The Federal Reserve’s top bank regulator is heading to Capitol Hill with a clear message: banks and crypto companies can work together — but everyone has to follow the rules.
Fed Governor Michelle Bowman is expected to tell Congress that the U.S. needs fresh rules for banks and stablecoin issuers. According to Bloomberg, she wants to support innovation but also make sure the financial system stays safe.
Bowman says it’s her job to encourage new ideas, but also to keep an eye on the risks that come with new technology. In her view, innovation can make banking faster, cheaper, and more open — but only if the right guardrails are in place.

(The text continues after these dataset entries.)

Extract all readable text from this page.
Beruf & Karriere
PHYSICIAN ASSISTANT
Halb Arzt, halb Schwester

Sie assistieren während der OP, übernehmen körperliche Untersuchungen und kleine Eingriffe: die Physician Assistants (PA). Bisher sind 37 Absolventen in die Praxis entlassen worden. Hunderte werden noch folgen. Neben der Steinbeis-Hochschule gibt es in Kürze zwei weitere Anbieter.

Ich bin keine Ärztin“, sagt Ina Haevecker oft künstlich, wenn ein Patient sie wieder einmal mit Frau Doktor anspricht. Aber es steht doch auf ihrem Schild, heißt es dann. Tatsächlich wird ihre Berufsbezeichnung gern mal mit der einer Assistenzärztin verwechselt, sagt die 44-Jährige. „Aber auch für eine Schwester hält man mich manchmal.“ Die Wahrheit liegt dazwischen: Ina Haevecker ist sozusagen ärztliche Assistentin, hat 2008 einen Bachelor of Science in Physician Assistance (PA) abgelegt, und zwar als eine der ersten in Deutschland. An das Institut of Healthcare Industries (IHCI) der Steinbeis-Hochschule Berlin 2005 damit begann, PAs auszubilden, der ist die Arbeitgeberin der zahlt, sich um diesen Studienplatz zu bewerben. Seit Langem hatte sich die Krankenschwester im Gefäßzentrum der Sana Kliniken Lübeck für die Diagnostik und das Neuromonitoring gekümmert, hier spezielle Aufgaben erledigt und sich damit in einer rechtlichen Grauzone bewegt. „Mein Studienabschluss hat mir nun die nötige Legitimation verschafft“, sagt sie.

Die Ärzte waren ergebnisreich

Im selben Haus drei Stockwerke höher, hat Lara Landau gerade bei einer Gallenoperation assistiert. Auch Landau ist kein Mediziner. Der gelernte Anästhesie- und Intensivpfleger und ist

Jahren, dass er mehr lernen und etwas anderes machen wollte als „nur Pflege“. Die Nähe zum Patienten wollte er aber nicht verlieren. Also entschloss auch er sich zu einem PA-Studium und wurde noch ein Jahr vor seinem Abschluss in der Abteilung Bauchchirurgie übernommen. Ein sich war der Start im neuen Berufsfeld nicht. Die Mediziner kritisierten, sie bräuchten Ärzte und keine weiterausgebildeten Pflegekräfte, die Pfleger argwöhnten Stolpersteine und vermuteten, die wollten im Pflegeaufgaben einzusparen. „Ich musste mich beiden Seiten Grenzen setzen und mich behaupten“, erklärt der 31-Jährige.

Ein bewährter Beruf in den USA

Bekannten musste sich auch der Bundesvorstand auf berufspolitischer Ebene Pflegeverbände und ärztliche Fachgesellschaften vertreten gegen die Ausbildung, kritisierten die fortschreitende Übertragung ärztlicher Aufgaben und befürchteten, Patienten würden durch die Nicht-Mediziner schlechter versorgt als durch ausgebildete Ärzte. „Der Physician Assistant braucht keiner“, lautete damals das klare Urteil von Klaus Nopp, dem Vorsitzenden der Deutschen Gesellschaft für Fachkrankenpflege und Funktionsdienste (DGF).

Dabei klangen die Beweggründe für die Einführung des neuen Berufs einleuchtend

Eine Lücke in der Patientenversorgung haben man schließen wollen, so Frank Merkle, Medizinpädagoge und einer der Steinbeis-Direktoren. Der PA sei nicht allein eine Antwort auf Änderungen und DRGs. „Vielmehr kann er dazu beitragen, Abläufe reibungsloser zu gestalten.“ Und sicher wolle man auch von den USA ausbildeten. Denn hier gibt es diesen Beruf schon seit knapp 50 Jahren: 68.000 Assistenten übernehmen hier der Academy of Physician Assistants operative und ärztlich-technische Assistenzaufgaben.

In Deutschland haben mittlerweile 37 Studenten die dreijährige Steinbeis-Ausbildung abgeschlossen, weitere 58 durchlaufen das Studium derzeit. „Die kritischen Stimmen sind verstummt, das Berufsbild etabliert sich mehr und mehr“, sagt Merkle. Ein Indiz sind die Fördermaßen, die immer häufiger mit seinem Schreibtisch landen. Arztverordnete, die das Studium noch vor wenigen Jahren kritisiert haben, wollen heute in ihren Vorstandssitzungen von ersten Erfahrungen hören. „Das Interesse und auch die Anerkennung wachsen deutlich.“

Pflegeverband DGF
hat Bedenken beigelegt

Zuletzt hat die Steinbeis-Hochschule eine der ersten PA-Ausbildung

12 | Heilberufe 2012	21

A big part of her plan is to help set new standards for stablecoin companies under the recently passed Genius Act. This law forces stablecoin issuers to register properly and hold full reserves for every dollar they issue. In simple terms: if a company wants to act like a bank, it needs to be as responsible as one.
Her comments come at a time when banks and crypto firms are fighting over charters — the special licenses that let companies plug into the financial system. Crypto firms say charters would give them clearer rules. Banks worry that if charters are handed out too easily, some firms will get bank-like privileges without bank-level oversight.
Bowman also plans to update lawmakers on long-delayed capital reform efforts, including the Basel III Endgame rules. She says she wants these rules built from the ground up — not engineered to hit a preset number. The Fed is still adjusting extra capital requirements for the biggest banks and reviewing a softened version of a previous proposal.
In short, Bowman is trying to bring order to a crowded and fast-changing financial world. She’s telling both banks and crypto companies the same thing: innovation is welcome — but nobody gets to skip the hard work when it comes to safety, oversight, and capital.